It only took Cox 1 week and a couple tech visits to get my first Bolt working. The first Mini was a snap once I gave up on Mocha. Cox insisted on using their 1002 MHz amplifier and splitters which would not pass Mocha to the Mini. Once I dropped Ethernet cable to the mini all went smooth. The second Mini was a bit stubborn finding the Ethernet connection, but once it connected everything went well.
Second Bolt couldn't find WiFi connection so dropped Ethernet again and this turned out to be the quickest and easiest of all 4.

Now to experiment with my 2 TB Western Digital Green hard drives as external expanders.


----------



## dianebrat (Jul 6, 2002)

Wexlerbob said:


> Now to experiment with my 2 TB Western Digital Green hard drives as external expanders.


That won't work, there are no 2TB drives on the small approved white list of expander drives.


----------



## tarheelblue32 (Jan 13, 2014)

dianebrat said:


> That won't work, there are no 2TB drives on the small approved white list of expander drives.


I'm curious, how does Weeknees get the larger external drives to work?

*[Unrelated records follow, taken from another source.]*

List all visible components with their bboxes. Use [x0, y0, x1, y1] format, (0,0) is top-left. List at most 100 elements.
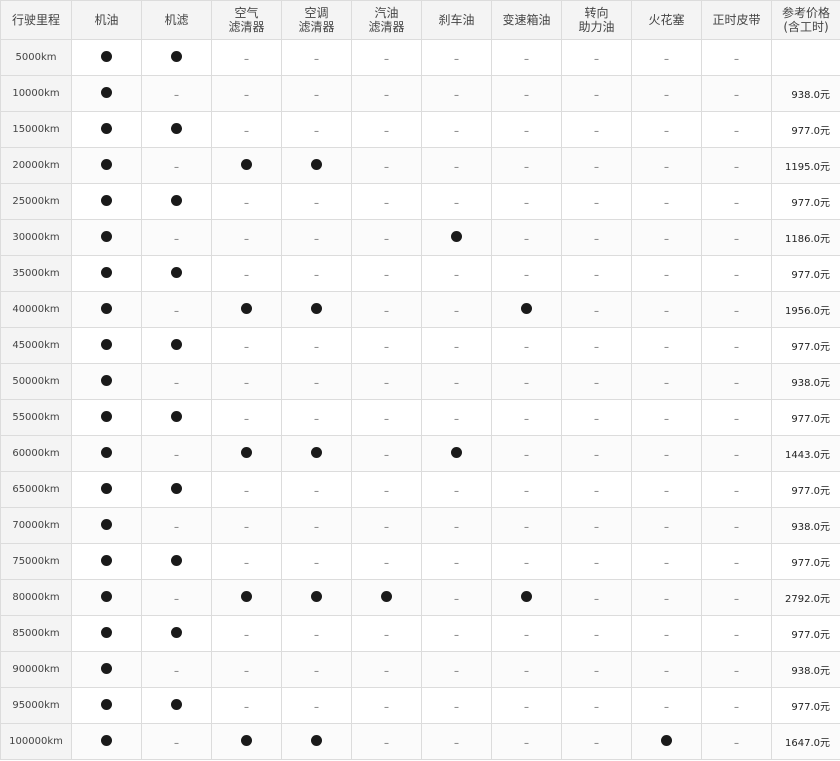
service-cell-air-filter: – [211, 219, 282, 256]
service-cell-spark-plug: – [631, 507, 702, 544]
required-dot-icon [101, 86, 112, 98]
not-required-dash: – [174, 233, 179, 245]
not-required-dash: – [594, 449, 599, 461]
price-cell: 977.0元 [771, 543, 840, 580]
not-required-dash: – [384, 377, 389, 389]
column-header-text: 空调 [304, 6, 329, 20]
service-cell-air-filter [211, 723, 282, 760]
service-cell-brake-fluid: – [421, 579, 492, 616]
column-header-text: 机油 [94, 13, 119, 27]
not-required-dash: – [314, 53, 319, 65]
service-cell-transmission-oil: – [491, 327, 562, 364]
service-cell-timing-belt: – [701, 291, 772, 328]
table-row: 10000km – – – – – – – – – 938.0元 [0, 75, 840, 112]
service-cell-timing-belt: – [701, 687, 772, 724]
mileage-cell: 85000km [0, 615, 72, 652]
service-cell-timing-belt: – [701, 363, 772, 400]
service-cell-ac-filter: – [281, 615, 352, 652]
required-dot-icon [171, 554, 182, 566]
not-required-dash: – [524, 125, 529, 137]
service-cell-air-filter: – [211, 615, 282, 652]
service-cell-transmission-oil: – [491, 543, 562, 580]
not-required-dash: – [734, 701, 739, 713]
service-cell-brake-fluid: – [421, 39, 492, 76]
required-dot-icon [101, 122, 112, 134]
not-required-dash: – [664, 305, 669, 317]
table-row: 75000km – – – – – – – – 977.0元 [0, 543, 840, 580]
table-row: 80000km – – – – – 2792.0元 [0, 579, 840, 616]
not-required-dash: – [454, 197, 459, 209]
not-required-dash: – [524, 53, 529, 65]
not-required-dash: – [664, 377, 669, 389]
service-cell-ac-filter [281, 435, 352, 472]
not-required-dash: – [524, 269, 529, 281]
service-cell-engine-oil [71, 291, 142, 328]
service-cell-fuel-filter: – [351, 39, 422, 76]
not-required-dash: – [244, 89, 249, 101]
service-cell-timing-belt: – [701, 327, 772, 364]
column-header-spark-plug: 火花塞 [631, 0, 702, 40]
column-header-text: 变速箱油 [502, 13, 551, 27]
service-cell-engine-oil [71, 327, 142, 364]
service-cell-power-steering-fluid: – [561, 75, 632, 112]
not-required-dash: – [384, 161, 389, 173]
not-required-dash: – [454, 413, 459, 425]
not-required-dash: – [664, 197, 669, 209]
service-cell-air-filter: – [211, 39, 282, 76]
not-required-dash: – [314, 269, 319, 281]
column-header-oil-filter: 机滤 [141, 0, 212, 40]
service-cell-oil-filter [141, 255, 212, 292]
service-cell-transmission-oil: – [491, 111, 562, 148]
service-cell-oil-filter: – [141, 363, 212, 400]
not-required-dash: – [314, 701, 319, 713]
table-row: 15000km – – – – – – – – 977.0元 [0, 111, 840, 148]
not-required-dash: – [594, 377, 599, 389]
column-header-timing-belt: 正时皮带 [701, 0, 772, 40]
service-cell-brake-fluid: – [421, 615, 492, 652]
service-cell-transmission-oil: – [491, 651, 562, 688]
not-required-dash: – [664, 485, 669, 497]
not-required-dash: – [384, 125, 389, 137]
not-required-dash: – [664, 701, 669, 713]
column-header-mileage: 行驶里程 [0, 0, 72, 40]
service-cell-ac-filter: – [281, 651, 352, 688]
service-cell-brake-fluid: – [421, 111, 492, 148]
not-required-dash: – [384, 449, 389, 461]
service-cell-air-filter: – [211, 651, 282, 688]
service-cell-brake-fluid: – [421, 687, 492, 724]
service-cell-oil-filter: – [141, 291, 212, 328]
service-cell-air-filter [211, 435, 282, 472]
not-required-dash: – [594, 629, 599, 641]
required-dot-icon [171, 482, 182, 494]
service-cell-spark-plug: – [631, 543, 702, 580]
price-cell: 977.0元 [771, 327, 840, 364]
column-header-ac-filter: 空调 滤清器 [281, 0, 352, 40]
column-header-brake-fluid: 刹车油 [421, 0, 492, 40]
not-required-dash: – [734, 161, 739, 173]
not-required-dash: – [384, 305, 389, 317]
service-cell-ac-filter: – [281, 183, 352, 220]
mileage-cell: 90000km [0, 651, 72, 688]
table-row: 85000km – – – – – – – – 977.0元 [0, 615, 840, 652]
service-cell-air-filter: – [211, 183, 282, 220]
not-required-dash: – [314, 233, 319, 245]
not-required-dash: – [314, 413, 319, 425]
service-cell-brake-fluid: – [421, 183, 492, 220]
not-required-dash: – [664, 521, 669, 533]
service-cell-brake-fluid: – [421, 399, 492, 436]
not-required-dash: – [384, 665, 389, 677]
service-cell-oil-filter: – [141, 723, 212, 760]
not-required-dash: – [734, 557, 739, 569]
table-row: 50000km – – – – – – – – – 938.0元 [0, 363, 840, 400]
not-required-dash: – [734, 197, 739, 209]
not-required-dash: – [594, 269, 599, 281]
not-required-dash: – [454, 269, 459, 281]
not-required-dash: – [314, 665, 319, 677]
mileage-cell: 45000km [0, 327, 72, 364]
service-cell-timing-belt: – [701, 543, 772, 580]
not-required-dash: – [384, 701, 389, 713]
required-dot-icon [101, 482, 112, 494]
service-cell-air-filter: – [211, 507, 282, 544]
table-row: 30000km – – – – – – – – 1186.0元 [0, 219, 840, 256]
service-cell-power-steering-fluid: – [561, 111, 632, 148]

http://www.weeknees.com/tivo-bolt-tcd849000.php


----------



## dianebrat (Jul 6, 2002)

tarheelblue32 said:


> I'm curious, how does Weeknees get the larger external drives to work?
> 
> http://www.weeknees.com/tivo-bolt-tcd849000.php


They have their own proprietary methods that are not available to the public at large. If it were really that easy the Upgrade forum would be full of how-to posts on rolling your own external drive.

Me? I'd use the existing methods of expanding internally.


----------



## tarheelblue32 (Jan 13, 2014)

dianebrat said:


> They have their own proprietary methods that are not available to the public at large. If it were really that easy the Upgrade forum would be full of how-to posts on rolling your own external drive.
> 
> Me? I'd use the existing methods of expanding internally.


I'm just curious how Weeknees came up with these "proprietary methods" to hack the external drive port on TiVos. Does anyone know how they managed this? Since they are an authorized TiVo dealer, did TiVo give them the keys to be able to accomplish this?


----------



## ggieseke (May 30, 2008)

They modify the MFS file system on the internal drive so that it's already married to the external. You can't just buy a weaKnees external and plug it into your TiVo.


----------



## lew (Mar 12, 2002)

ggieseke said:


> They modify the MFS file system on the internal drive so that it's already married to the external. You can't just buy a weaKnees external and plug it into your TiVo.


Which explains why posters aren't asking for such a tool. For the most part customers who want to use an external drive don't want to have to open up their unit. They don't want to have to connect two drives to their computer. They may not be comfortable opening up their tivo and voiding their warranty.

Replacing the internal drive is easier and more reliable.


----------